Collins could have a nice niche in 2020 and beyond, even if they sign Grandal. Next year should have Grandal at catcher, with McCann backing him up and Collins as a 3rd catcher for emergencies. He could then be the 1b/DH against righties, even after Vaughn gets there. a 2021 lineup with Grandal at catcher, Vaughn, Madrigal, Timmy, Yoan in the infield, Eloy, Robert and either a big FA or one of the prospects breaking through in the outfield, with Collins at DH/backup catcher looks good.

Neat_on_the_rocks

Joc Pederson is almost exclusively a platoon bat, he should never bat against lefties. He has been a useful player for the Dodgers.

As weird as the comp is Joc Pederson is actually a *very* good comp for Collins’ roll. Platoon lefty that will get a lot of ABs because there are a lot of Right handed Pitchers- Low average, high OPS numbers from both guys.

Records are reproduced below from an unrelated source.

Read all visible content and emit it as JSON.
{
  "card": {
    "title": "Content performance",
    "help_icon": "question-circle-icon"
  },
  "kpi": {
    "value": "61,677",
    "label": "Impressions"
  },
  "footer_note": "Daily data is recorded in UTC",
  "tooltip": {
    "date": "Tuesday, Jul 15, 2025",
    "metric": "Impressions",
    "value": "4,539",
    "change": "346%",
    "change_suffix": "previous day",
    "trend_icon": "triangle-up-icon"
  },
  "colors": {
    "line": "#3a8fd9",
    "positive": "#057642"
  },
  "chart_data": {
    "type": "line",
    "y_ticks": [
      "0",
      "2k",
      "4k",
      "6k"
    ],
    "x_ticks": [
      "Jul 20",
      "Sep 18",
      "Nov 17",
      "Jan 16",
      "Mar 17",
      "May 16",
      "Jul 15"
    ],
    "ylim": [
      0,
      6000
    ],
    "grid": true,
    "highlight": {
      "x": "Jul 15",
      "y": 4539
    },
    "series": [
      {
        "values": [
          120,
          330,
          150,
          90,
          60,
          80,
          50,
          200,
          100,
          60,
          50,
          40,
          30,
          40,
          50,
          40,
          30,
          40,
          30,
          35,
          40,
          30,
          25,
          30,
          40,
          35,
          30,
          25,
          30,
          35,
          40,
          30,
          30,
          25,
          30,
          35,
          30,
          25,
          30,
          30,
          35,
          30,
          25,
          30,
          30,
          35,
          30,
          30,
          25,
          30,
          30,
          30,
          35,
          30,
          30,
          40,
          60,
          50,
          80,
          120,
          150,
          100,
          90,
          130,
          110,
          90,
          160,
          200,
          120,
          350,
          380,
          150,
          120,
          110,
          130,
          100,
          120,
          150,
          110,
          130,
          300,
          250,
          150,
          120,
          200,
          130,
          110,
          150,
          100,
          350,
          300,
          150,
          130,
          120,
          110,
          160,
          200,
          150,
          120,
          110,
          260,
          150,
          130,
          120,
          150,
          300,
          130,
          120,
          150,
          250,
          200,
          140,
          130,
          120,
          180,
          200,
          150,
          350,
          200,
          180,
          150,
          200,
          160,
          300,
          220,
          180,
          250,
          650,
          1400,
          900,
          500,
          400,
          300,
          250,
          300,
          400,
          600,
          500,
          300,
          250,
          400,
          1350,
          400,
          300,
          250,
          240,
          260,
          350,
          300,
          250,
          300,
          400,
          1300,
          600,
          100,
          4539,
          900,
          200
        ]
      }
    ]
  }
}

If Collins’ ceiling is mainly a platoon Righty Destroyer, offensively that will be enough to carry good value

Of course, this does not address the elephant of the room – Defense. The offensive roll I described above will actually be insanely valuable if he can be a true backup catcher. if he can start 60 games a year at catcher, with maybe 60 games coming from DH/1B – that is a guy that can actually end up piecing together very valuable seasons despite only playing 120 games/year.

it will all depend on if he can be an acceptable catcher.

lil jimmy

I don’t see him being brought up to sit. If he hits instead of Yonder, that’s one less at bat toward Alonzo’s option.

Brett R. Bobysud

I think McCann is gonna catch both games at Wrigley and if Collins gets in, it’ll be as a PH against a righty reliever.

lil jimmy

I think they sit Alonzo, and the kid plays.

evenyoudorn

Hope for left-handed Mike Napoli, but with way worse platoon splits?

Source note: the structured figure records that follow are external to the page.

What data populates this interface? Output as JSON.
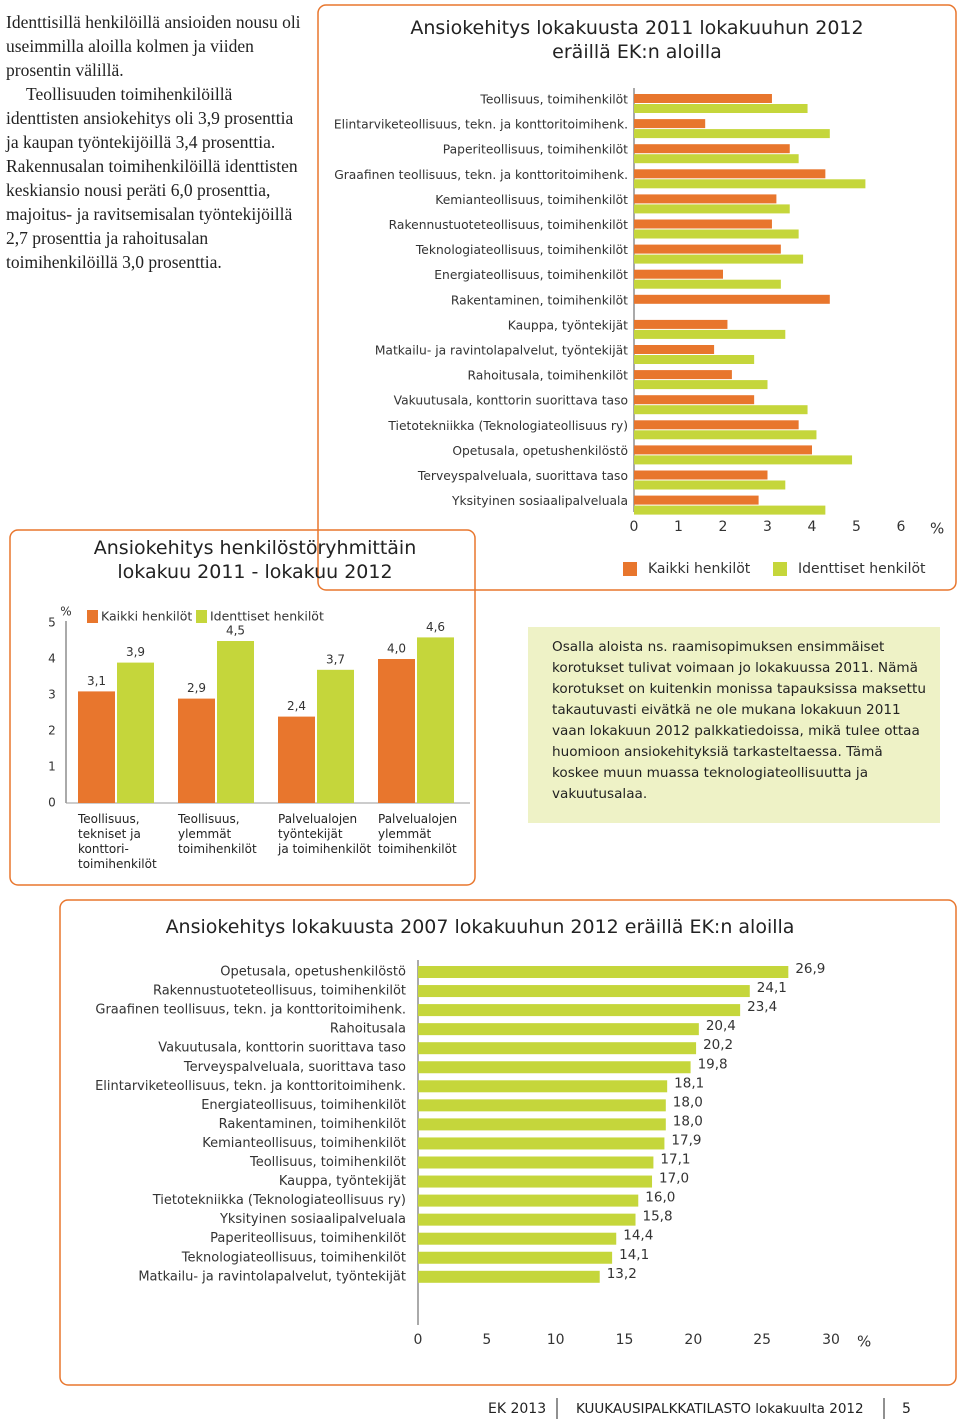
{
  "body_text": [
    "Identtisillä henkilöillä ansioiden nousu oli useimmilla aloilla kolmen ja viiden prosentin välillä.",
    "Teollisuuden toimihenkilöillä identtisten ansiokehitys oli 3,9 prosenttia ja kaupan työntekijöillä 3,4 prosenttia. Rakennusalan toimihenkilöillä identtisten keskiansio nousi peräti 6,0 prosenttia, majoitus- ja ravitsemisalan työntekijöillä 2,7 prosenttia ja rahoitusalan toimihenkilöillä 3,0 prosenttia."
  ],
  "chart_data": [
    {
      "type": "barh",
      "title": "Ansiokehitys lokakuusta 2011 lokakuuhun 2012\neräillä EK:n aloilla",
      "categories": [
        "Teollisuus, toimihenkilöt",
        "Elintarviketeollisuus, tekn. ja konttoritoimihenk.",
        "Paperiteollisuus, toimihenkilöt",
        "Graafinen teollisuus, tekn. ja konttoritoimihenk.",
        "Kemianteollisuus, toimihenkilöt",
        "Rakennustuoteteollisuus, toimihenkilöt",
        "Teknologiateollisuus, toimihenkilöt",
        "Energiateollisuus, toimihenkilöt",
        "Rakentaminen, toimihenkilöt",
        "Kauppa, työntekijät",
        "Matkailu- ja ravintolapalvelut, työntekijät",
        "Rahoitusala, toimihenkilöt",
        "Vakuutusala, konttorin suorittava taso",
        "Tietotekniikka (Teknologiateollisuus ry)",
        "Opetusala, opetushenkilöstö",
        "Terveyspalveluala, suorittava taso",
        "Yksityinen sosiaalipalveluala"
      ],
      "series": [
        {
          "name": "Kaikki henkilöt",
          "color": "#e8762d",
          "values": [
            3.1,
            1.6,
            3.5,
            4.3,
            3.2,
            3.1,
            3.3,
            2.0,
            4.4,
            2.1,
            1.8,
            2.2,
            2.7,
            3.7,
            4.0,
            3.0,
            2.8
          ]
        },
        {
          "name": "Identtiset henkilöt",
          "color": "#c5d63b",
          "values": [
            3.9,
            4.4,
            3.7,
            5.2,
            3.5,
            3.7,
            3.8,
            3.3,
            null,
            3.4,
            2.7,
            3.0,
            3.9,
            4.1,
            4.9,
            3.4,
            4.3
          ]
        }
      ],
      "xlim": [
        0,
        6
      ],
      "xticks": [
        0,
        1,
        2,
        3,
        4,
        5,
        6
      ],
      "x_label": "%",
      "legend": "bottom"
    },
    {
      "type": "bar",
      "title": "Ansiokehitys henkilöstöryhmittäin\nlokakuu 2011 - lokakuu 2012",
      "categories": [
        "Teollisuus,\ntekniset ja\nkonttori-\ntoimihenkilöt",
        "Teollisuus,\nylemmät\ntoimihenkilöt",
        "Palvelualojen\ntyöntekijät\nja toimihenkilöt",
        "Palvelualojen\nylemmät\ntoimihenkilöt"
      ],
      "series": [
        {
          "name": "Kaikki henkilöt",
          "color": "#e8762d",
          "values": [
            3.1,
            2.9,
            2.4,
            4.0
          ],
          "value_labels": [
            "3,1",
            "2,9",
            "2,4",
            "4,0"
          ]
        },
        {
          "name": "Identtiset henkilöt",
          "color": "#c5d63b",
          "values": [
            3.9,
            4.5,
            3.7,
            4.6
          ],
          "value_labels": [
            "3,9",
            "4,5",
            "3,7",
            "4,6"
          ]
        }
      ],
      "ylim": [
        0,
        5
      ],
      "yticks": [
        0,
        1,
        2,
        3,
        4,
        5
      ],
      "y_label": "%",
      "legend": "top"
    },
    {
      "type": "barh",
      "title": "Ansiokehitys lokakuusta 2007 lokakuuhun 2012 eräillä EK:n aloilla",
      "categories": [
        "Opetusala, opetushenkilöstö",
        "Rakennustuoteteollisuus, toimihenkilöt",
        "Graafinen teollisuus, tekn. ja konttoritoimihenk.",
        "Rahoitusala",
        "Vakuutusala, konttorin suorittava taso",
        "Terveyspalveluala, suorittava taso",
        "Elintarviketeollisuus, tekn. ja konttoritoimihenk.",
        "Energiateollisuus, toimihenkilöt",
        "Rakentaminen, toimihenkilöt",
        "Kemianteollisuus, toimihenkilöt",
        "Teollisuus, toimihenkilöt",
        "Kauppa, työntekijät",
        "Tietotekniikka (Teknologiateollisuus ry)",
        "Yksityinen sosiaalipalveluala",
        "Paperiteollisuus, toimihenkilöt",
        "Teknologiateollisuus, toimihenkilöt",
        "Matkailu- ja ravintolapalvelut, työntekijät"
      ],
      "series": [
        {
          "name": null,
          "color": "#c5d63b",
          "values": [
            26.9,
            24.1,
            23.4,
            20.4,
            20.2,
            19.8,
            18.1,
            18.0,
            18.0,
            17.9,
            17.1,
            17.0,
            16.0,
            15.8,
            14.4,
            14.1,
            13.2
          ],
          "value_labels": [
            "26,9",
            "24,1",
            "23,4",
            "20,4",
            "20,2",
            "19,8",
            "18,1",
            "18,0",
            "18,0",
            "17,9",
            "17,1",
            "17,0",
            "16,0",
            "15,8",
            "14,4",
            "14,1",
            "13,2"
          ]
        }
      ],
      "xlim": [
        0,
        30
      ],
      "xticks": [
        0,
        5,
        10,
        15,
        20,
        25,
        30
      ],
      "x_label": "%"
    }
  ],
  "note": "Osalla aloista ns. raamisopimuksen ensimmäiset korotukset tulivat voimaan jo lokakuussa 2011. Nämä korotukset on kuitenkin monissa tapauksissa maksettu takautuvasti eivätkä ne ole mukana lokakuun 2011 vaan lokakuun 2012 palkkatiedoissa, mikä tulee ottaa huomioon ansiokehityksiä tarkasteltaessa. Tämä koskee muun muassa teknologiateollisuutta ja vakuutusalaa.",
  "footer": {
    "publisher": "EK 2013",
    "publication": "KUUKAUSIPALKKATILASTO lokakuulta 2012",
    "page": "5"
  }
}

I’d love to be wrong, but I’m not really high on Collins. But hey, I was all about putting Flowers in the trashcan, so what do I know.

TheBigHrabosky

The Sox shouldn’t have thrown a certain right-fielder in the trash can last winter, too.

Right Size Wrong Shape

Alex Call?

karkovice squad

They’re not the Rays and wouldn’t be getting anything like this production from him. They’d be paying twice as much for maybe half the value.

Smclean09

I mean his contact/discipline/exit velocity and xOBA make last year look like the outlier.

karkovice squad

I mean he has a career high in launch angle, a career low in GB/FB ratio, is clobbering fastballs at a career high rate, and playing the best defense of his career.

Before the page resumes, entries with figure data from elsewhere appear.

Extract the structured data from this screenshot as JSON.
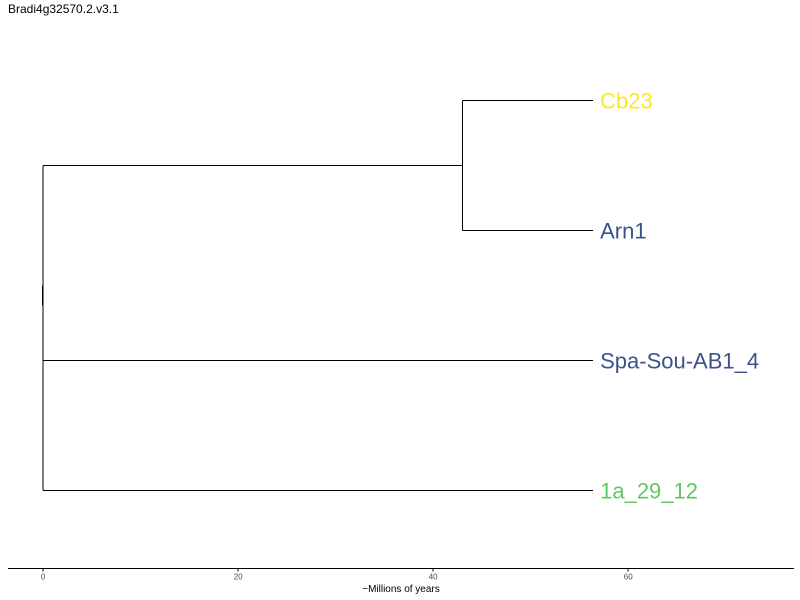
{
  "title": "Bradi4g32570.2.v3.1",
  "chart_data": {
    "type": "dendrogram",
    "xlabel": "~Millions of years",
    "xlim": [
      -3.6,
      77
    ],
    "xticks": [
      0,
      20,
      40,
      60
    ],
    "tree": {
      "name": "root",
      "height": 0,
      "children": [
        {
          "name": "node-cb23-arn1",
          "height": 0,
          "children": [
            {
              "name": "node-inner",
              "height": 43,
              "children": [
                {
                  "name": "Cb23",
                  "height": 56.4,
                  "color": "#fde725"
                },
                {
                  "name": "Arn1",
                  "height": 56.4,
                  "color": "#3b528b"
                }
              ]
            }
          ]
        },
        {
          "name": "node-lower",
          "height": 0,
          "children": [
            {
              "name": "Spa-Sou-AB1_4",
              "height": 56.4,
              "color": "#3b528b"
            },
            {
              "name": "1a_29_12",
              "height": 56.4,
              "color": "#5ec962"
            }
          ]
        }
      ]
    },
    "tips": [
      {
        "label": "Cb23",
        "color": "#fde725"
      },
      {
        "label": "Arn1",
        "color": "#3b528b"
      },
      {
        "label": "Spa-Sou-AB1_4",
        "color": "#3b528b"
      },
      {
        "label": "1a_29_12",
        "color": "#5ec962"
      }
    ]
  }
}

But yeah, he totally would’ve had the same rebound with the Sox

Smclean09

Then he followed the career trajectory he was heading on 2 years ago when he improved in all those areas and despite a sky high BaBip, he was underperforming according to his Xslug. Glad we agree

Soxfan2

I’m not expecting Collins to rake but he doesn’t have to. He will be taking at bats away from Alonso (60 wRC+) and Castillo (78 wRC+). If he puts up like an 85 wRC+, thats 7-25% increase in offensive production from those spots.

Digger910

I’m just genuinely excited that a thing is happening. This is a thing.  I hope he comes up and smacks the shit out of the ball for a few years. 

iowasox1971

The bar has been set so low by Castillo and Yonder that even if this kid hits .220 with average power and OK on-base stats, he’s a big improvement. Have him split time between catcher, first base and DH, and see how he does. Don’t have Collins face only right-handed pitchers, he should get used to facing lefties as well, although he probably should get the day off if and when the White Sox play Boston and Sale is pitching.
Collins probably won’t be great on defense behind the plate, but he can’t be much worse than Castillo has been. Can he? We might as well see what we have and if he appears overmatched behind the plate, then we might have to make a move for Grandal during the offseason.